I watch her, trying to decide whether she’s serious or baiting me.
“A lame story,” I repeat. “Lamer than me getting caught like this? I don’t think so.”
“Oh, you’d be surprised,” she says. And then, annoyingly, she smiles. I feel the stupidest urge to smile back, which makes zero sense when I’m still fantasizing about killing her.
“Fuck it, fine,” she says after a moment, like she’s arguing with herself and losing. “What else do I have to lose? I might as well tell you.”
“I’m all ears,” I say. I don’t have anything better to do anyway.
“They caught me around a year before I met Talon. I was just a runaway from home. My parents sent me to nursing school, but after a while I had this big epiphany that all I ever do is what others tell me to, and I just ran. I told them I was going to travel for a bit before I decided my youth was over. These guys were supposed to give me a ride.”
A year before Talon. That’s weird. I sit down and let her continue.

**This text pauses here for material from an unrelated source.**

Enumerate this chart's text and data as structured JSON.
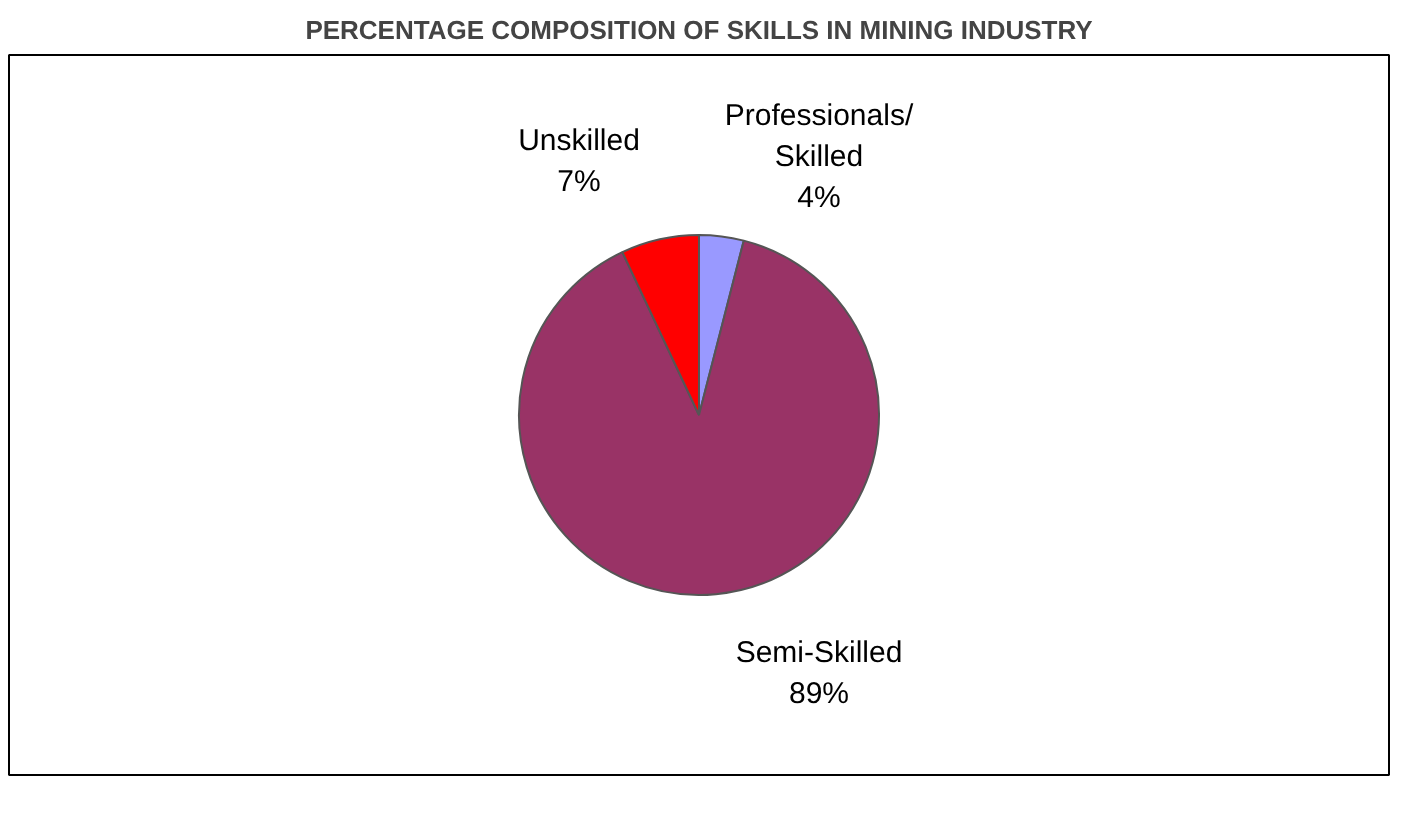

“They kept me for around four months. Back then they were still new at this and were making a lot of mistakes. The ringer was one of them. The hatch was looser, and it sat half a millimeter proud because the hinge pins were cheap and the screws had been in and out too many times. When the van moved, it made this tiny tick-tick sound.”
I don’t say anything.
Rhea leans back against the wall.
“I found the ring by accident,” she says.
“My shoulder shifted when the van hit a pothole, and my hand dragged along the wall. I felt cold metal, just the edge of it under the panel seam. I pressed my knuckles into the corner until it flexed. The cover popped up just enough to get a fingertip under it. Eventually I could slide my hand into the gap.”